DERSHOWITZ: And I think that we're much, much better off admitting what we're doing or not doing it at all. I agree with you, it will much better if we never did it. But if we're going to do it and subcontract and find ways of circumventing, it's much better to do what Israel did. They were the only country in the world ever directly to confront the issue, and it led to a supreme court decision, as you say, outlawing torture, and yet Israel has been criticized all over the world for confronting the issue directly. Candor and accountability in a democracy is very important. Hypocrisy has no place." (my emphasis)
Again, Dershowitz needs to SHOUT that highlighted phrase. Otherwise, his readers will take all his theorizing as an apologia for torture.
"The means of security can only be regulated by the means and the danger of attack. They will, in fact, be ever determined by these rules and by no others. It is in vain to oppose constitutional barriers to the impulse of self-preservation. It is worse than in vain; because it plants in the Constitution itself necessary usurpations of power, every precedent of which is a germ of unnecessary and multiplied repetitions." - James Madison, Federalist #41
Fred,
For one who loves liberty, it would be negligent not to challenge Dershowitz's dangerous nonsense and his tangible hypocrisy visa vie the outrages of the Israeli government.
"The means of defense against foreign danger historically have become the instruments of tyranny at home"
James Madison
Dershowitz introduced a long-needed, serious discussion of the use of torture in the West. His words seem more prescient now than ever, even if hypocrites like Rick Barton can't bother to try to understand them.
David,
If you can ever get Dershowitz to repudiate the torture that the Israeli government employs, I will be amazed.
Well, I never said Dershowitz wasn't inconsistent in the things he's said. I just pointed out that he's said the things I highlighted.
About Israel and torture, Dershowitz has said:
"Several attacks were prevented by this unpleasant tactic. In a courageous and controversial decision, the president of the Israeli Supreme Court wrote a majority opinion banning the use of this tactic against suspected terrorists.

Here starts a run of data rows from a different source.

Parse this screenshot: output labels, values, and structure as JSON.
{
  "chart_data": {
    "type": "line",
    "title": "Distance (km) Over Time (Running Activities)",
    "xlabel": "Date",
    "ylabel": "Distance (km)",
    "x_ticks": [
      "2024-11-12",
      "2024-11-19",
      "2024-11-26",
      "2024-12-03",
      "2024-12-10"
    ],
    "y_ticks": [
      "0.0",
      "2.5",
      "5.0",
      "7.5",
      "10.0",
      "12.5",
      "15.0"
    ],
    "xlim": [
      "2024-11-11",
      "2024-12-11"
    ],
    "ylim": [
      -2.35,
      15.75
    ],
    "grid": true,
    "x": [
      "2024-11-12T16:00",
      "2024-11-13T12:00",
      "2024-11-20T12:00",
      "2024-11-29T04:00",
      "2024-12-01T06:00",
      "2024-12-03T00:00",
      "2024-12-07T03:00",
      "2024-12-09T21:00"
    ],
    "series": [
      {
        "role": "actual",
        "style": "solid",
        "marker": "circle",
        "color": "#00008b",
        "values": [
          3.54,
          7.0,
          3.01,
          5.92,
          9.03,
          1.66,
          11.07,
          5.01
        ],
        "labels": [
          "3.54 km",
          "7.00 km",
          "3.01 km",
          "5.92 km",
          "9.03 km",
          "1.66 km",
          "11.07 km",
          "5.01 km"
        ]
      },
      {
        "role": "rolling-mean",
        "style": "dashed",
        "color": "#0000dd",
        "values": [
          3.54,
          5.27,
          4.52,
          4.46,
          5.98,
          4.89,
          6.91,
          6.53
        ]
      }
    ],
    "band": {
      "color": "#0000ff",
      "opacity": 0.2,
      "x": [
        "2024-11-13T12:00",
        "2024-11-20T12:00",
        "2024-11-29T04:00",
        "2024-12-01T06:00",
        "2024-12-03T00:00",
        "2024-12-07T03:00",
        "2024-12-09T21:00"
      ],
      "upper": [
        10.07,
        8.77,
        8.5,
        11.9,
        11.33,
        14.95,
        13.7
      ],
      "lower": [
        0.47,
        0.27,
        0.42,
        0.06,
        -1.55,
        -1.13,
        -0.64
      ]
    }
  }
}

The Israeli Supreme Court left open the possibility, however, that in an actual "ticking bomb" case -- a situation in which a terrorist refused to divulge information necessary to defuse a bomb that was about to kill hundreds of innocent civilians -- an agent who employed physical pressure could defend himself against criminal charges by invoking "the law of necessity."
http://www.sfgate.com/cgi-bin/article.cgi?file=/chronicle/archive/2002/01/22/ED5329.DTL
There's also a recent book, "Why Terrorism Works"--see chapter four:
http://www.amazon.com/gp/reader/0300101538/ref=sib_rdr_toc/103-0982168-8960668?%5Fencoding=UTF8&p=S004#reader-link
The case of Israel is discussed on pages 134, 139?142, 150.